During our recent series on Andrew Jackson on Florida, we told about another side of John Quincy Adams – the side that sided with Andrew Jackson on the illegal incursion by the United States into Florida. But Adams later in life became an outspoken opponent of slavery and opposed the American efforts to force the Seminole people into submission
Like his father he a prickly personality and fierce political independence. Like his mother, he had a strong moral code one that guided him particularly after she passed and he was out of the White House.
Adams enablement of then General Andrew Jackson when he conducted illegal raids into Spanish Florida in 1817 and 1818 at a time when most other American officials were embarrassed by Jackson’s actions is why Jackson got away with it. As we discussed in our podcast series, these actions eventually involved a full scale invasion of Florida without the consent of the President.
Keep in mind Jackson also killed two British citizens without due process whom he accused of arming the Seminoles. This is a subject I will cover in detail in the Albion Florida book series, the first book of which has already been released.
But by the time Adams was in his post-Presidency phase he had become an outspoken abolitionist and enemy of the Jacksonian Democrats. he had left the Democratic Party and essentially joined the Whigs in the late 1830’s (Adams was never much for political parties but had been a Democrat when he was President and elected to the House after he was defeated for reelection as President). The Democratic Party as our readers know was basically a pro-slavery party prior and even during the Civil War – many of the “War Democrats” that stuck with the Union during the Civil War weren’t for abolition or any of the Civil Rights measures proposed by Republicans – they were simply northerners who didn’t commit treason.
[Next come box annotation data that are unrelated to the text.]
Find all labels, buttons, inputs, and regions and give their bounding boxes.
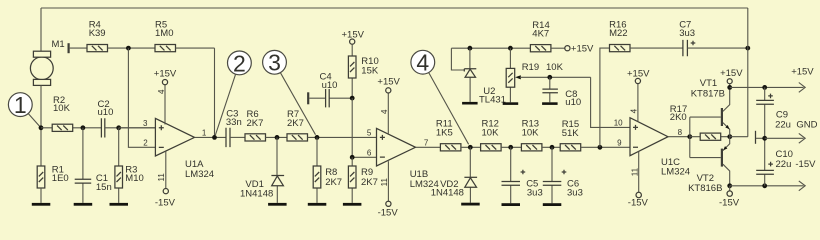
svg-text:10K: 10K (482, 128, 500, 139)
resistor R14 (530, 20, 564, 52)
svg-text:VT1: VT1 (700, 78, 717, 89)
ground C6 (543, 203, 562, 206)
svg-text:u10: u10 (98, 107, 114, 118)
svg-text:1E0: 1E0 (52, 173, 69, 184)
ground R1 (32, 203, 51, 206)
resistor R5 (155, 20, 215, 138)
motor M1 (30, 39, 64, 86)
svg-text:7: 7 (424, 139, 429, 148)
junction C4-R10 (350, 96, 355, 101)
arrowhead +15V (799, 83, 805, 93)
svg-text:1K5: 1K5 (436, 128, 453, 139)
ground R19 (503, 102, 519, 105)
junction emitters (727, 134, 732, 139)
svg-text:1N4148: 1N4148 (240, 189, 273, 200)
wire top rail drop (747, 8, 749, 137)
wire U1C pin4 (637, 84, 639, 122)
node 2 (215, 50, 251, 135)
svg-text:-15V: -15V (378, 208, 399, 219)
resistor R3 (115, 128, 144, 203)
svg-text:TL431: TL431 (479, 94, 506, 105)
junction C7 top rail (745, 46, 750, 51)
svg-text:u10: u10 (322, 80, 338, 91)
junction GND node (762, 136, 767, 141)
svg-text:4: 4 (157, 89, 166, 94)
capacitor C4 (308, 72, 352, 108)
capacitor C8 (542, 77, 581, 108)
svg-text:10K: 10K (522, 128, 540, 139)
resistor R11 (436, 119, 481, 151)
junction VD1 tap (275, 135, 280, 140)
wire emitter rail (730, 136, 748, 138)
junction U2 cathode (468, 46, 473, 51)
wire R16 feedback drop (600, 48, 610, 147)
svg-text:4: 4 (380, 109, 389, 114)
svg-text:3u3: 3u3 (567, 188, 583, 199)
ground R8 (308, 203, 327, 206)
svg-text:10K: 10K (546, 62, 564, 73)
capacitor C5 (502, 147, 543, 203)
svg-text:22u: 22u (775, 119, 791, 130)
wire GND output (765, 137, 804, 139)
svg-text:2K7: 2K7 (247, 118, 264, 129)
junction C10 bottom (762, 183, 767, 188)
capacitor C7 (679, 20, 748, 57)
svg-text:2K7: 2K7 (287, 118, 304, 129)
junction R7 output (315, 135, 320, 140)
resistor R2 (41, 95, 101, 131)
terminal -15V VT2 (719, 186, 740, 209)
wire U1B pin4 (387, 93, 389, 134)
terminal +15V VT1 (720, 68, 743, 88)
op-amp U1C (614, 118, 690, 178)
op-amp U1B (367, 128, 439, 190)
svg-text:4K7: 4K7 (532, 29, 549, 40)
junction R4-R5 (126, 46, 131, 51)
node 4 (411, 50, 469, 145)
svg-text:9: 9 (617, 139, 622, 148)
svg-text:+15V: +15V (627, 69, 650, 80)
svg-text:-15V: -15V (795, 159, 816, 170)
svg-text:M1: M1 (52, 39, 65, 50)
svg-text:11: 11 (380, 178, 389, 187)
diode VD1 (240, 137, 284, 203)
resistor R12 (481, 119, 522, 151)
terminal +15V U1B (377, 77, 400, 93)
svg-text:+15V: +15V (571, 44, 594, 55)
svg-text:GND: GND (796, 119, 817, 130)
ground R3 (110, 203, 129, 206)
svg-text:+15V: +15V (720, 68, 743, 79)
wire motor bottom lead (40, 85, 42, 166)
terminal +15V U1C (627, 69, 650, 84)
svg-text:8: 8 (678, 128, 683, 137)
wire U1C pin11 (638, 151, 640, 192)
wire inverting input feedback (128, 48, 155, 147)
svg-text:4: 4 (416, 50, 429, 76)
wire U1B output (416, 146, 441, 148)
node 1 (8, 92, 39, 127)
junction VT1 collector (727, 85, 732, 90)
svg-text:+15V: +15V (154, 69, 177, 80)
terminal tap M1 (69, 43, 87, 53)
terminal -15V U1C (628, 192, 649, 208)
capacitor C3 (226, 109, 245, 147)
svg-text:2: 2 (143, 139, 148, 148)
resistor R4 (87, 20, 155, 52)
resistor R6 (245, 109, 287, 141)
svg-text:33n: 33n (226, 117, 242, 128)
node 3 (263, 50, 316, 135)
junction node1 (39, 125, 44, 130)
potentiometer R19 (506, 48, 590, 102)
svg-text:1M0: 1M0 (155, 28, 173, 39)
svg-text:2K7: 2K7 (325, 177, 342, 188)
wire top feedback rail (41, 7, 748, 9)
ground VD2 (461, 203, 480, 206)
svg-text:3: 3 (268, 50, 281, 76)
svg-text:2K7: 2K7 (361, 177, 378, 188)
wire wiper to pin10 (591, 77, 630, 127)
svg-text:u10: u10 (565, 97, 581, 108)
svg-text:11: 11 (630, 167, 639, 176)
transistor VT2 (688, 137, 730, 194)
ground C1 (74, 203, 93, 206)
svg-text:R19: R19 (522, 62, 539, 73)
svg-text:-15V: -15V (719, 198, 740, 209)
wire U1A pin11 (165, 151, 167, 188)
capacitor C6 (543, 147, 583, 203)
wire -15V output (730, 185, 804, 187)
svg-text:5: 5 (367, 129, 372, 138)
junction R9 tap (350, 155, 355, 160)
svg-text:11: 11 (157, 173, 166, 182)
junction R3 tap (116, 125, 121, 130)
junction U1C output (687, 134, 692, 139)
svg-text:LM324: LM324 (185, 169, 214, 180)
junction C9 top (762, 85, 767, 90)
wire U1C output (668, 136, 690, 138)
resistor R13 (521, 119, 560, 151)
svg-text:-15V: -15V (155, 197, 176, 208)
resistor R8 (313, 137, 342, 203)
wire U1A output (195, 136, 226, 138)
shunt regulator U2 TL431 (451, 48, 506, 105)
resistor R10 (342, 30, 379, 99)
svg-text:KT816B: KT816B (688, 183, 722, 194)
junction R15-pin9 (598, 145, 603, 150)
svg-text:LM324: LM324 (661, 167, 690, 178)
transistor VT1 (690, 78, 730, 137)
svg-text:+15V: +15V (377, 77, 400, 88)
svg-text:3: 3 (143, 119, 148, 128)
svg-text:15n: 15n (96, 182, 112, 193)
svg-text:4: 4 (630, 108, 639, 113)
svg-text:1: 1 (202, 128, 207, 137)
ground R9 (343, 203, 362, 206)
junction U1A output (212, 135, 217, 140)
wire +15V output (730, 86, 804, 88)
wire motor top lead (40, 8, 42, 51)
resistor R9 (348, 157, 378, 203)
svg-text:2K0: 2K0 (670, 112, 687, 123)
ground C8 (542, 102, 558, 105)
terminal +15V U1A (154, 69, 177, 85)
ground U2 (462, 102, 478, 105)
wire to U1B pin6 (352, 98, 376, 157)
resistor R1 (37, 164, 69, 203)
svg-text:M22: M22 (609, 28, 627, 39)
resistor R15 (560, 119, 630, 151)
svg-text:-15V: -15V (628, 198, 649, 209)
junction C1 tap (81, 125, 86, 130)
svg-text:6: 6 (367, 149, 372, 158)
arrowhead GND (799, 133, 805, 143)
svg-text:M10: M10 (125, 173, 143, 184)
capacitor C9 (756, 87, 791, 138)
capacitor C2 (98, 99, 156, 138)
wire TL431 top rail (451, 47, 530, 49)
svg-text:1N4148: 1N4148 (431, 188, 464, 199)
wire U1B pin11 (387, 161, 389, 201)
svg-text:10: 10 (614, 119, 623, 128)
capacitor C10 (756, 138, 793, 186)
terminal -15V U1B (378, 201, 399, 219)
svg-text:1: 1 (14, 92, 27, 118)
junction C8 tap (547, 75, 552, 80)
ground VD1 (268, 203, 287, 206)
arrowhead -15V (799, 181, 805, 191)
resistor R16 (609, 20, 683, 52)
svg-text:10K: 10K (53, 103, 71, 114)
resistor R7 (287, 109, 377, 141)
terminal -15V U1A (155, 189, 176, 209)
junction VD2 tap (468, 145, 473, 150)
resistor R17 (670, 104, 730, 141)
op-amp U1A (119, 118, 214, 180)
junction C6 tap (550, 145, 555, 150)
capacitor emitter plate (756, 131, 765, 144)
svg-text:+15V: +15V (791, 66, 814, 77)
terminal +15V R14 (565, 44, 594, 55)
svg-text:KT817B: KT817B (691, 88, 725, 99)
svg-text:3u3: 3u3 (527, 188, 543, 199)
ground C5 (502, 203, 521, 206)
junction R19 top (508, 46, 513, 51)
svg-text:2: 2 (233, 50, 246, 76)
svg-text:K39: K39 (89, 28, 106, 39)
svg-text:51K: 51K (562, 128, 580, 139)
capacitor C1 (75, 128, 112, 203)
junction C5 tap (508, 145, 513, 150)
svg-text:15K: 15K (361, 66, 379, 77)
diode VD2 (431, 147, 477, 202)
wire U1A pin4 (164, 85, 166, 125)
svg-text:22u: 22u (776, 159, 792, 170)
svg-text:3u3: 3u3 (679, 28, 695, 39)
junction VT2 collector (727, 183, 732, 188)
Adams foresaw the choke-hold the South had developed on the Democratic Party in the Jackson years and the influence of John C. Calhoun and this bolted the party.
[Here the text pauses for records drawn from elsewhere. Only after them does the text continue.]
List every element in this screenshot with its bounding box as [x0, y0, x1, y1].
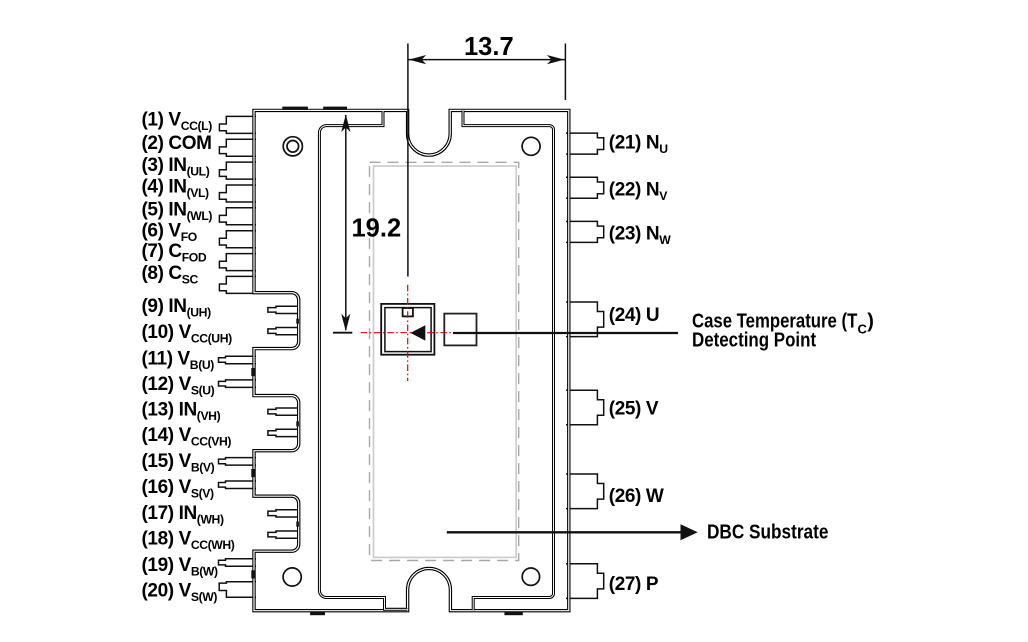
- mounting hole top-left (ring): [283, 137, 302, 156]
- mounting hole top-right: [522, 137, 540, 155]
- case temperature pointer line: [453, 332, 678, 334]
- DBC substrate dashed boundary rect: [370, 162, 519, 560]
- case lid step outline left: [319, 111, 407, 609]
- pin 7 lead: [219, 254, 256, 271]
- case lid step outline right: [463, 111, 554, 611]
- svg-text:(2) COM: (2) COM: [142, 133, 212, 154]
- svg-text:Detecting Point: Detecting Point: [692, 330, 816, 352]
- pin 27 lead: [566, 564, 604, 599]
- IC chip outline (outer): [381, 304, 434, 355]
- right extension line: [564, 44, 566, 101]
- mold tab bottom 1: [310, 612, 325, 615]
- pin 23 lead: [566, 221, 604, 242]
- gate mark between pins 11/12: [251, 368, 255, 376]
- pin 4 lead: [219, 185, 256, 202]
- pin 2 lead: [219, 139, 256, 156]
- pin 12 lead: [219, 380, 257, 388]
- pin 10 lead: [268, 328, 300, 335]
- DBC substrate solid gray rect: [374, 166, 517, 557]
- svg-text:13.7: 13.7: [464, 33, 514, 61]
- pin 22 lead: [566, 177, 604, 198]
- svg-text:C: C: [858, 321, 868, 336]
- svg-text:(27) P: (27) P: [609, 574, 659, 595]
- mounting hole bottom-left: [283, 568, 301, 586]
- gate mark between pins 19/20: [251, 570, 255, 578]
- gate mark bay3 wall: [296, 522, 299, 527]
- svg-text:(25) V: (25) V: [609, 398, 659, 419]
- pin 25 lead: [566, 390, 604, 425]
- svg-text:(26) W: (26) W: [609, 486, 664, 507]
- svg-text:(24) U: (24) U: [609, 305, 659, 326]
- DBC substrate arrowhead: [681, 524, 698, 540]
- pin 8 lead: [219, 276, 256, 293]
- mounting hole bottom-right: [522, 568, 539, 585]
- mold tab top 1: [282, 107, 308, 110]
- svg-text:DBC Substrate: DBC Substrate: [707, 522, 828, 544]
- vertical extension line (package center): [407, 44, 409, 277]
- pin 6 lead: [219, 231, 256, 248]
- tick at chip centerline: [333, 332, 352, 334]
- pin 13 lead: [268, 408, 300, 415]
- DBC substrate pointer line: [447, 531, 681, 533]
- pin 5 lead: [219, 208, 256, 225]
- svg-text:19.2: 19.2: [352, 215, 402, 243]
- pin 15 lead: [219, 458, 257, 466]
- red centerline horizontal: [361, 332, 453, 334]
- pin 19 lead: [219, 559, 257, 567]
- pin 17 lead: [268, 510, 300, 517]
- pin 1 lead: [219, 116, 256, 133]
- mold tab top 2: [323, 107, 347, 110]
- dimension line 19.2: [345, 115, 347, 330]
- mold tab bottom 2: [504, 612, 522, 615]
- pin 11 lead: [219, 356, 257, 364]
- gate mark bay2 wall: [296, 421, 299, 426]
- gate mark bay1 wall: [296, 319, 299, 324]
- pin 14 lead: [268, 429, 300, 436]
- pin 21 lead: [566, 133, 604, 154]
- red centerline vertical: [407, 285, 409, 381]
- pin 24 lead: [566, 302, 604, 337]
- pin 9 lead: [268, 306, 300, 313]
- IC chip outline (inner): [385, 308, 431, 352]
- svg-text:): ): [867, 311, 874, 333]
- thermistor square: [444, 314, 476, 346]
- pin 18 lead: [268, 531, 300, 538]
- dimension line 13.7: [408, 59, 566, 61]
- small pad on chip: [403, 308, 413, 316]
- module case outline: [254, 110, 569, 610]
- case temperature arrowhead: [410, 325, 425, 340]
- pin 16 lead: [219, 481, 257, 489]
- pin 20 lead: [219, 582, 256, 598]
- gate mark between pins 15/16: [251, 469, 255, 477]
- pin 3 lead: [219, 162, 256, 179]
- pin 26 lead: [566, 474, 604, 509]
Adams views on the Seminole War are described below:
(Indian removal policy) is “violent and heartless.”
“Our last resources now are bloodhounds and no quarter. Sixteen millions of Anglo-Saxons unable to subdue in five years by force and by fraud, by secret treachery and by open war, sixteen hundred savage warriors! ”
“(The guerrilla war in Florida) is among the most heinous sins of this nation for which I believe god will one day bring them to judgement.”